Good luck, I hope she feels better soon and that you find the support she needs and you need.
Brooke says
Hi there, after reading your article it has really made me question if my grandfather is suffering from this. He has been in and out of the hospital since December 18th 2018 and has now been hospitalized since about April! From April until now he has significantly decreased in health and his cognitive skills. He often forgets things he says or completely forgets entire conversations. The nurses have said he may be “sundowning” which could just be what’s happening. Unfortunately he is under a huge amount of stress as his house is being redone without him there and he has really lost his independence which is really upsetting him. He seems to have given up, he’s refusing to get in the wheelchair and go for walks or even eat his dinner! Could this be delirium?
Leslie Kernisan, MD MPH says
So sorry to hear about your grandfather. Especially with such a long time in the hospital, it wouldn’t be surprising for him to experience some delirium.
We do see some older people seem to “give up” after weeks in the hospital. Sometimes we’re able to identify a specific medical cause, but often I think it’s partly that they are just so worn out by the stress of illness and the hospital. I do sometimes see people recover after a long hospitalization like this, but it can take months and usually requires a lot of tender loving care at home (and also, no longer having whatever serious illness landed them in the hospital).
I hope he starts to improve soon. Getting him to familiar restorative surroundings might help. Good luck!
Helen says
My 64 year old active healthy dad had an accident apr 20. Had heart surgery that night. On a ventilator morphine numerous antibiotics and sedated for 2.5 weeks. Developed pneumonia and infection in lungs. Woke up not great mentally. Moved from icu to general ward early last week and mentally deteriorated. Lungs crashed due to infection last week and was reintubated and back on ventilator for 2 to 3 days in icu. When ventilator was removed last thurs I had a regular conversation where he got all details right names places etc. since then he’s deteriorated again, paranoid that someone is trying to hurt him / steal from him etc. Hes recovering from his physical injuries but mentally deteriorating. Do you think we just need to give it more time? Most articles seem to mention up to 2 weeks but we’re way beyond that at this point….
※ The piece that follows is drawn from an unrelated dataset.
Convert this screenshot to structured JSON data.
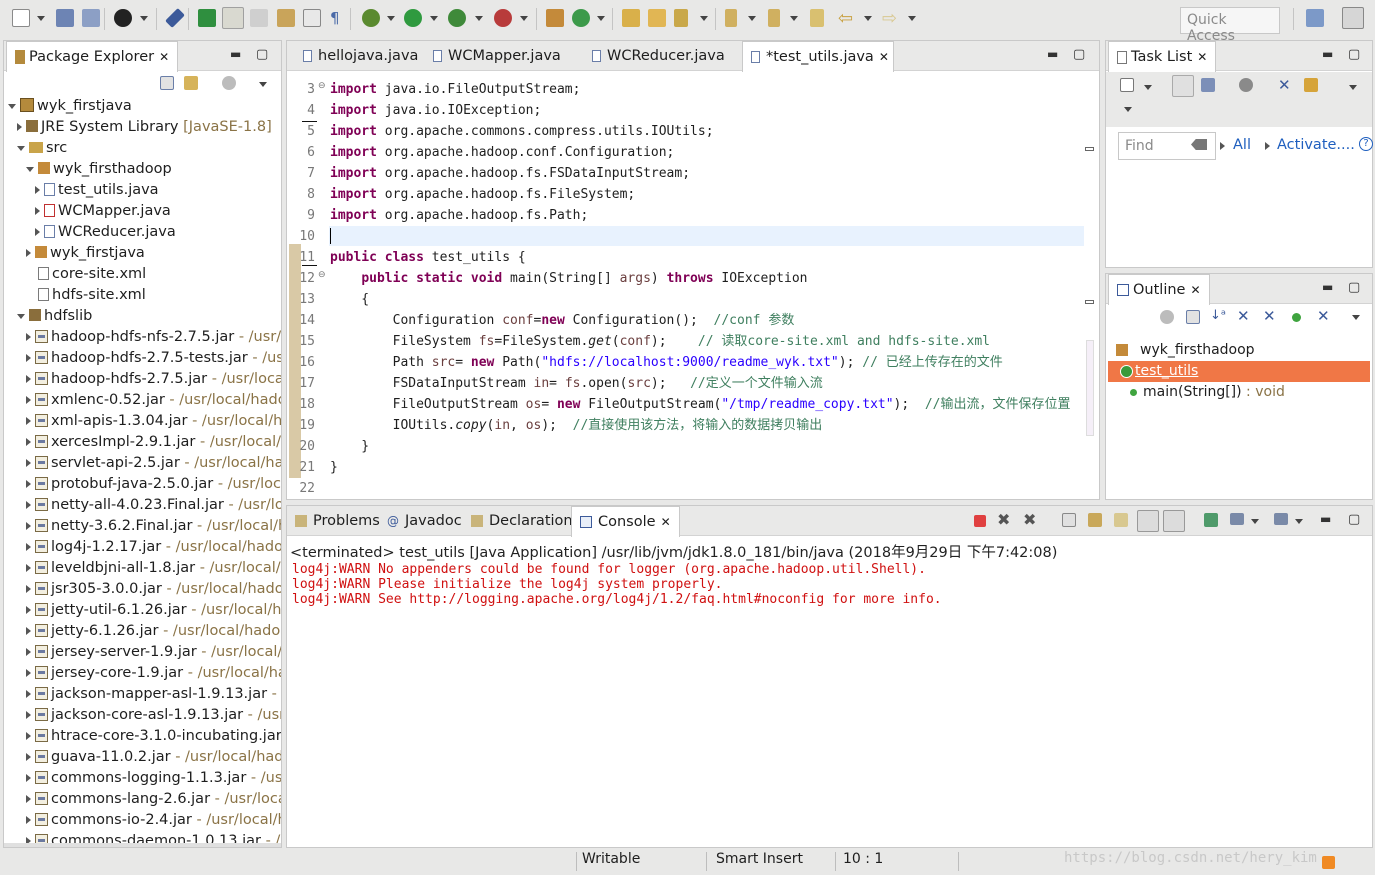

Leslie Kernisan, MD MPH says
Sorry to hear of your father’s accident. I have often seen it take several weeks or many months for an older person to recover from delirium. Most of those older people are older and less fit than your father, but he did just spend quite a while in the intensive care unit and he’s had infections, so I’m sure he’s been physically quite weakened. He may just need more time to slowly recover.
A small minority of people your father’s age never do completely recover to the way they were before. But I think there’s not much use in worrying about that at this point…better to focus on supporting him as he works on recovering from the accident and hospitalization. Give him and yourselves time and then see where you are at. Good luck!
Marie says
It’s also acute. It’s disturbing how fast it comes on.
Nicole Didyk, MD says
You’re correct, Marie. The sudden, or acute onset is one of the main features of delirium.